Bonding

Lewis Dot Structures 

  • Place valence electrons(dots) around the element symbol for the atom 

  • Place on each side 

Lewis Dot Structures(Compounds)

  • Count up total # valence electrons in the compound

  • Draw atoms → Least electronegative metal in the middle 

  • Connect w/ single line 

  • Check to see what atoms need more e- to be full & draw dot on then in pairs - outside, then middle  

Ionic Bond 

  • Metal and nonmetal(exception: Beryllium)

  • Electrons are transferred from metal(+ always) to nonmetal(- always) forming ions 

  • The strong attractive force between ions of opposite charges(charges must cancel out ot make a neutral compound) 

  • Ions attract object w/ opposite charges & organize into crystal(repeating arrangement of ions)

Ionic Compound

  • Tightly bound

  • Hard, brittle, solid at room temperature, high melting point, dissolve in water 

  • Electrical conductivity needs movement of charged particles. 

Covalent Bonds 

  • Occurs between 2 nonmetals or a nonmetal and metalloid electrons are shared between atoms 

  • An uncharged group of 2 or more atoms held together by covalent bonds is a molecule. 

  • Liquid or gas at room temperature

  • Do not conduct electricity 

  • Do not dissolve in water

Diatomic molecules 

H,O,Br,F,N,Cl

Determining bond type w/ electronegativity

Less than 0.3 → non polar covalent 

0.3 - 1.7 → polar covalent 

More than 1.7 →Ionic  


Resonance Structures 

  • More than one possible correct Lewis Structures for a compound, those structures are called resonance structures.

Formal Charges on Lewis Structures 

  • When drawing Lewis structures for charged covalent molecules(polyatomic ions) you may end up with mult. structures

  1. Polyatomic Ions - a group of atoms that are covalently bonded that have a charge.

  • Formula for formal charges 

  1. Electrons - # of lines - # of dots 

  • Rules for formal charges 

  1. Lowest possible formal charges 

  2. Least amount of charges possible 

  3. Charge located on the more electronegative atom 

  • Molecular Geometry

  1. VSEPR - Valence Shell Electron Pair Regulation

  2. Predicts shade of molecules & ions by assuming that the valence shell pair are arranged as for as possible 

Basic Shapes 

How to tell what compounds go with each shape

  • Linear AB or AB^2(pretend that it’s on the bottom)

  • Trigonal Planar AB^3 

  • Tetrahedral AB^4 

  • Trigonal pyramidal AB^4 (3 bond pairs and 1 lone pair)

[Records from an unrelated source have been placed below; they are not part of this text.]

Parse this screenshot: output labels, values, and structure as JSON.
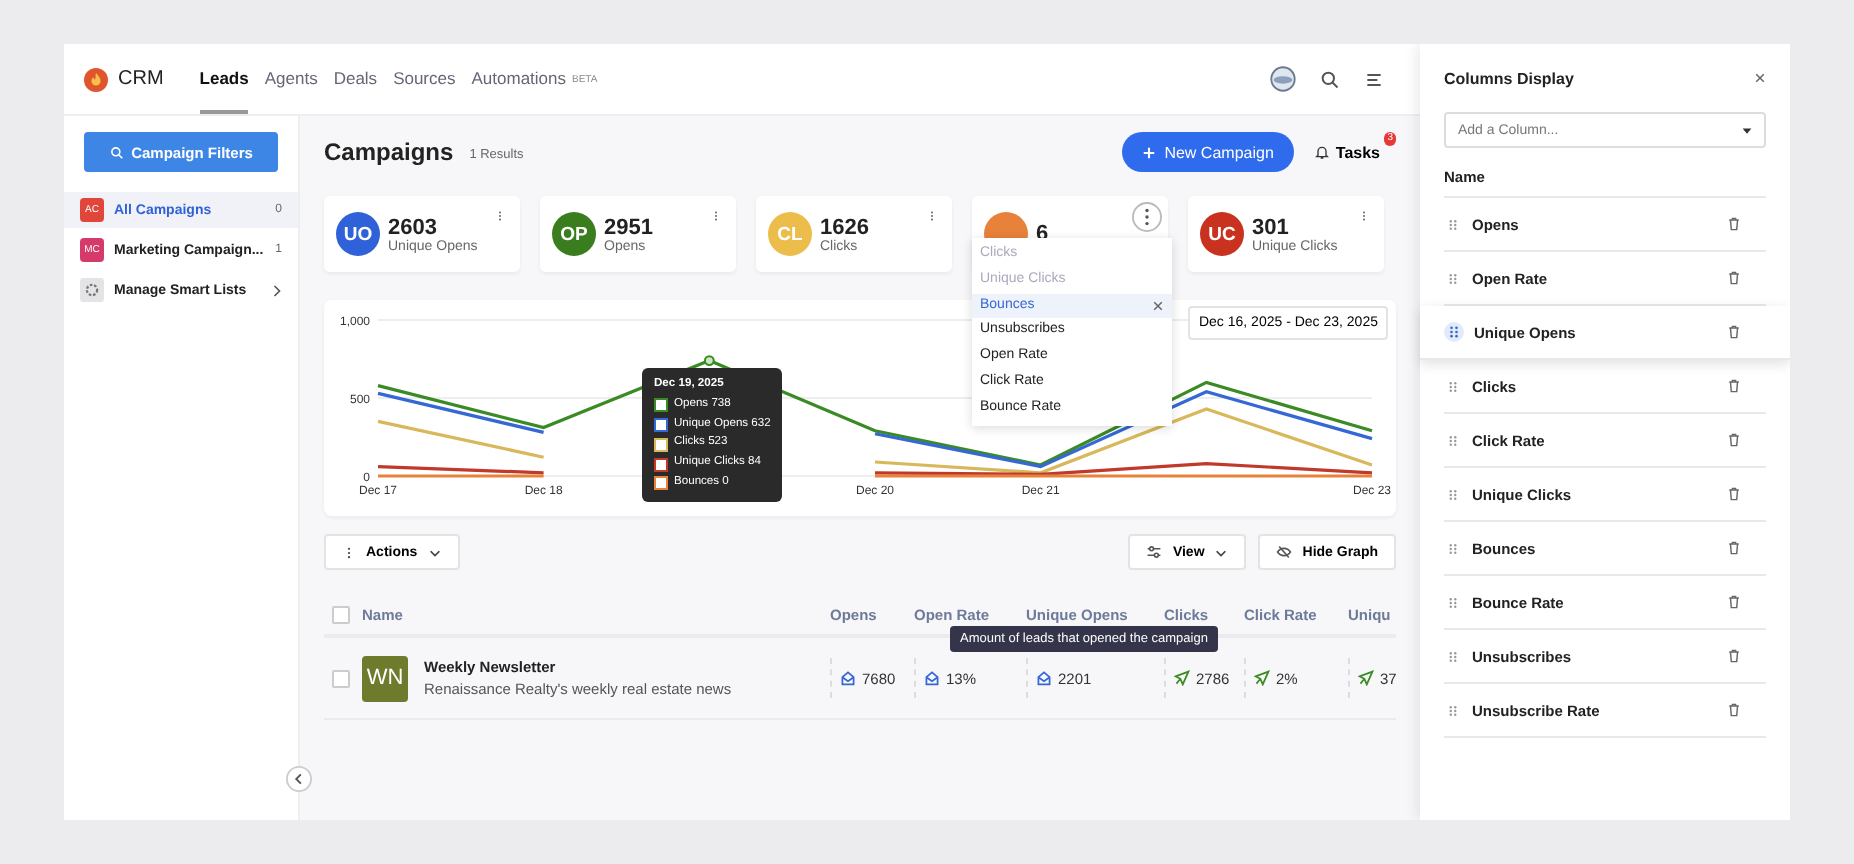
{
  "nav": {
    "brand": "CRM",
    "tabs": [
      {
        "label": "Leads",
        "selected": true
      },
      {
        "label": "Agents",
        "selected": false
      },
      {
        "label": "Deals",
        "selected": false
      },
      {
        "label": "Sources",
        "selected": false
      },
      {
        "label": "Automations",
        "selected": false,
        "badge": "BETA"
      }
    ]
  },
  "sidebar": {
    "filter_button": "Campaign Filters",
    "items": [
      {
        "kind": "list",
        "initials": "AC",
        "label": "All Campaigns",
        "count": "0",
        "color": "#e0463a",
        "selected": true
      },
      {
        "kind": "list",
        "initials": "MC",
        "label": "Marketing Campaign...",
        "count": "1",
        "color": "#d63a6a",
        "selected": false
      },
      {
        "kind": "settings",
        "label": "Manage Smart Lists",
        "selected": false
      }
    ]
  },
  "header": {
    "title": "Campaigns",
    "results": "1 Results",
    "new_button": "New Campaign",
    "tasks": "Tasks",
    "tasks_badge": "3"
  },
  "cards": [
    {
      "initials": "UO",
      "value": "2603",
      "label": "Unique Opens",
      "color": "#2f62d8",
      "menu_open": false
    },
    {
      "initials": "OP",
      "value": "2951",
      "label": "Opens",
      "color": "#3a7d1f",
      "menu_open": false
    },
    {
      "initials": "CL",
      "value": "1626",
      "label": "Clicks",
      "color": "#ecbd4a",
      "menu_open": false
    },
    {
      "value": "6",
      "color": "#e8823a",
      "menu_open": true
    },
    {
      "initials": "UC",
      "value": "301",
      "label": "Unique Clicks",
      "color": "#c8321e",
      "menu_open": false
    }
  ],
  "metric_menu": [
    {
      "label": "Clicks",
      "disabled": true,
      "selected": false
    },
    {
      "label": "Unique Clicks",
      "disabled": true,
      "selected": false
    },
    {
      "label": "Bounces",
      "disabled": false,
      "selected": true
    },
    {
      "label": "Unsubscribes",
      "disabled": false,
      "selected": false
    },
    {
      "label": "Open Rate",
      "disabled": false,
      "selected": false
    },
    {
      "label": "Click Rate",
      "disabled": false,
      "selected": false
    },
    {
      "label": "Bounce Rate",
      "disabled": false,
      "selected": false
    }
  ],
  "date_range": "Dec 16, 2025 - Dec 23, 2025",
  "chart_data": {
    "type": "line",
    "categories": [
      "Dec 17",
      "Dec 18",
      null,
      "Dec 20",
      "Dec 21",
      null,
      "Dec 23"
    ],
    "ylim": [
      0,
      1000
    ],
    "yticks": [
      0,
      500,
      {
        "value": 1000,
        "label": "1,000"
      }
    ],
    "series": [
      {
        "name": "Opens",
        "color": "#3a8a25",
        "values": [
          580,
          310,
          740,
          290,
          70,
          600,
          290
        ]
      },
      {
        "name": "Unique Opens",
        "color": "#3568d4",
        "values": [
          530,
          280,
          null,
          270,
          60,
          540,
          240
        ]
      },
      {
        "name": "Clicks",
        "color": "#d8b85a",
        "values": [
          350,
          120,
          null,
          90,
          20,
          430,
          70
        ]
      },
      {
        "name": "Unique Clicks",
        "color": "#c0392b",
        "values": [
          60,
          20,
          null,
          20,
          10,
          80,
          20
        ]
      },
      {
        "name": "Bounces",
        "color": "#e8823a",
        "values": [
          0,
          0,
          null,
          0,
          0,
          0,
          0
        ]
      }
    ]
  },
  "chart_tooltip": {
    "title": "Dec 19, 2025",
    "items": [
      {
        "value": "738",
        "color": "#3a8a25"
      },
      {
        "value": "632",
        "color": "#3568d4"
      },
      {
        "value": "523",
        "color": "#d8b85a"
      },
      {
        "value": "84",
        "color": "#c0392b"
      },
      {
        "value": "0",
        "color": "#e8823a"
      }
    ]
  },
  "toolbar": {
    "actions": "Actions",
    "view": "View",
    "hide_graph": "Hide Graph"
  },
  "table": {
    "select_all_checked": false,
    "columns": [
      "Name",
      "Opens",
      "Open Rate",
      "Unique Opens",
      "Clicks",
      "Click Rate",
      "Uniqu"
    ],
    "header_tooltip": "Amount of leads that opened the campaign",
    "rows": [
      {
        "checked": false,
        "cells": [
          {
            "kind": "campaign",
            "initials": "WN",
            "name": "Weekly Newsletter",
            "description": "Renaissance Realty's weekly real estate news"
          },
          {
            "kind": "open",
            "value": "7680"
          },
          {
            "kind": "open",
            "value": "13%"
          },
          {
            "kind": "open",
            "value": "2201"
          },
          {
            "kind": "click",
            "value": "2786"
          },
          {
            "kind": "click",
            "value": "2%"
          },
          {
            "kind": "click",
            "value": "37"
          }
        ]
      }
    ]
  },
  "columns_panel": {
    "title": "Columns Display",
    "placeholder": "Add a Column...",
    "heading": "Name",
    "items": [
      {
        "label": "Opens",
        "dragging": false
      },
      {
        "label": "Open Rate",
        "dragging": false
      },
      {
        "label": "Unique Opens",
        "dragging": true
      },
      {
        "label": "Clicks",
        "dragging": false
      },
      {
        "label": "Click Rate",
        "dragging": false
      },
      {
        "label": "Unique Clicks",
        "dragging": false
      },
      {
        "label": "Bounces",
        "dragging": false
      },
      {
        "label": "Bounce Rate",
        "dragging": false
      },
      {
        "label": "Unsubscribes",
        "dragging": false
      },
      {
        "label": "Unsubscribe Rate",
        "dragging": false
      }
    ]
  }
}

  • Trigonal bipyramidal AB^5

  • Octahedral AB^6

How to determine the shape of a molecule 

Number of atoms attached to central atom 

0 lone pairs 

1 lone pair 

2 lone pairs 

2 atoms

Linear with 180 degrees

Bent 120 degree

Bent 109.5 degrees 

3 atoms 

Trigonal Planar 120 degrees

Trigonal Pyramidal 109.5 degrees

4 atoms

Tetrahedral 109.5

5 atoms attached  to center would be trigonal bipyramidal and 6 atoms attached to center would be octahedral 

 Molecular Polarity 

  • Polarity is the result of the uneven distribution of electrons in a molecule, as a result of different electronegativities. 

  • Dipole moments: Show the separation of charge leading to a molecule with a negatively charged end and a positively charged end.

How to determine Polarity 

Some ways to determine polarity are:

  • If there are multiple lone pairs around a common center   

    • ex: H2O

  • If the molecule is asymmetrical ex: CH3Cl or CHCl3

  • If the dipoles do NOT all point to the same, common center

Types of intermolecular forces 

Intermolecular forces - the force of attraction between 2 molecules 

  • Hydrogen bonds

  • Dipole-dipole 

  • London dispersion forces 

Hydrogen Bonds 

  • Attraction between hydrogen and a very electronegative atom (F, O, and N only) 

  • H bonding is FON :D

  • Results in a dipole because of the uneven pull for electrons

  • Ex: H2O molecules, HF, NH3, etc.

  • Strongest attraction

Dipole - Dipole Bonds 

  • Force of attraction between two or more polar molecules ex: PCl3, HF, NH3, etc. 

  • Due to the uneven pull for electrons because of the difference in electronegativity between the two atoms

  • Strong attraction

London Dispersion Bonds 

  • Force of attraction between two or more nonpolar molecules

  • Ex. Present between diatomic molecules such as O2, N2, and H2 in the air

  • Weak attraction

Metallic Bonds 

  • Formed between metal atoms

  • results when metal atoms, from the same element, release their valence electrons to a pool of electrons (“sea of electrons”) shared by all of the metal atoms

  • Ex: copper atoms

  • Most are solid at room temperature

  • Luster

  • malleability

  • ductility

  • good conductor of heat and electricity


Alloys 

  • Mixture made up of two or more metals or metal and carbon and held together by metallic bonding

  • Alloys are often more stable, stronger, and more resistant to corrosion than the individual metal atoms.
    - Examples:

  • stainless steel – 72.8% iron, 17% chromium, 7.1% nickel,

    • ~1% of each aluminum and manganese

sterling silver – 92.5% silver and 7.5 % copper